Any gardener knows the havoc that herbivores can have on their plants; whether it’s the rabbits eating their cabbage or beetles damaging their prized roses. Herbivores can devastate a floral display or chew away at the leaves until a plant is too sickly to produce flowers or fruit. However, a discerning gardener will know that not all insects are bad for their vegetable garden; rather they should hope for some bees if they expect to see a good yield of tomatoes or strawberries. Both herbivores and pollinators can influence the yield of fruits and seeds for many plants worldwide and therefore impact both crop yields and plant reproduction. The effects of both types of interactions have been repeatedly tested by the scientific community; however, by their nature, these types of studies must simplify things in order to isolate the specific effect of one species on another and therefore neglect the multitude of other species present that might change this interaction. A caterpillar may chew the petal of a flower that a bee then passes over because the flower is no longer perfect or a rabbit may eat the leaves of a plant that, in consequence, only produces one small flower that is easily overlooked. Bees and other pollinators make choices when they choose flowers to visit, and damage to the plant (whether the flower or not) can result in flowers that are less attractive to pollinators. Similarly, the part of the plant attacked (i.e. leaves, roots, stem, or flowers) should certainly impact this choice differently. Damaging flowers directly reduces the appeal of the flower, and removing it entirely certainly eliminates the possibility of pollination; but how does damage to the leaves, roots and stem change the flowers? Damage to these parts can reduce the overall quality of a flower, whether the flower is smaller or produces less nectar, or if there are simply fewer flowers overall.

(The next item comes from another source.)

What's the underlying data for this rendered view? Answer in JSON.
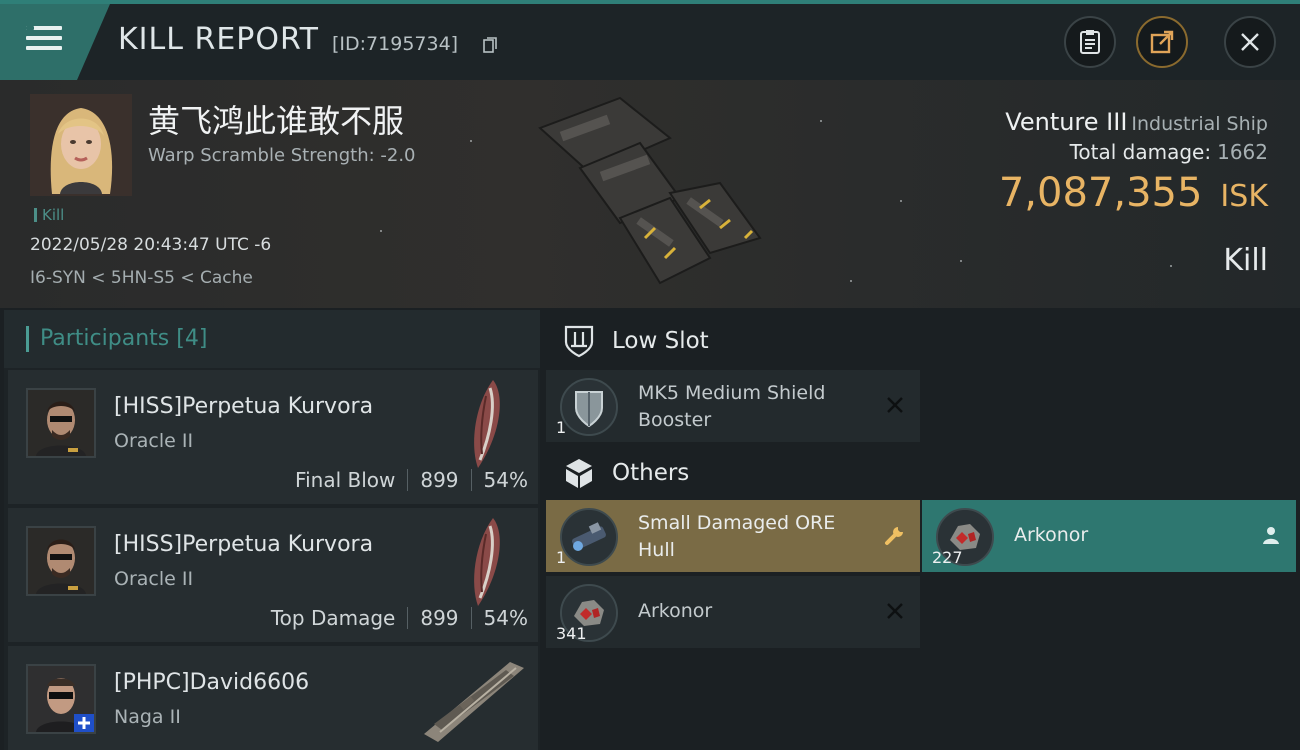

This dance between herbivores and pollinators is the subject of the review we recently published in the journal PeerJ: “A systematic review of the direct and indirect effects of herbivory on plant reproduction mediated by pollination.” We collected peer-reviewed studies that examined the effects of herbivores and pollinators on plant reproduction. One of our conclusions is evident simply by the number of studies we found; out of a total of 4,304 studies that turned up in a search on the search engine Web of Science, only 59 studies fit our criteria. That is, not many studies look at both herbivores and pollination. Half of these studies looked at damage to flowers and only about a third looked at damage to any of leaves, roots, and stems (the remainder looked at general damage to any tissue). When tightening our criteria to studies that compare damage to flowers and other parts of the plant, we only found three studies. In our paper we discuss in depth the ways herbivores and pollinators interact can call for more studies to compare damage to both flowers (direct damage) and other parts of plants (indirect damage).

Reflections

While Chris (my co-author) has completed and published many systematic reviews, this was my first. Gathering and sifting through this much data was certainly an experience and quite the grind. However, I have learned many lessons from this process, both about systematic reviews in general and about handling data. One lesson is to make sure to well-document everything in your process, because you will end up going back to look, months or even years later. So, document it, organize it, and if you can, automate it! However, the most important lesson I learned was the importance of a clear question and idea in advance. By the time I had collected all my data and knew the studies well, I felt as though I had lost the entire point of the review. I didn’t have a clue what to do next. It took going back to my original notes and having a discussion with Chris to remember why we had started off on this journey to begin with and to identify what questions we were trying to answer.

Overall, this systematic review gave me an excellent insight into the review process, both what to do and what not to do. However, the content itself provided a firm basis for my own practical field research. I have been in the process of implementing some of my own experiments contrasting the effects of damage to different plant tissues both in the field and in the greenhouse.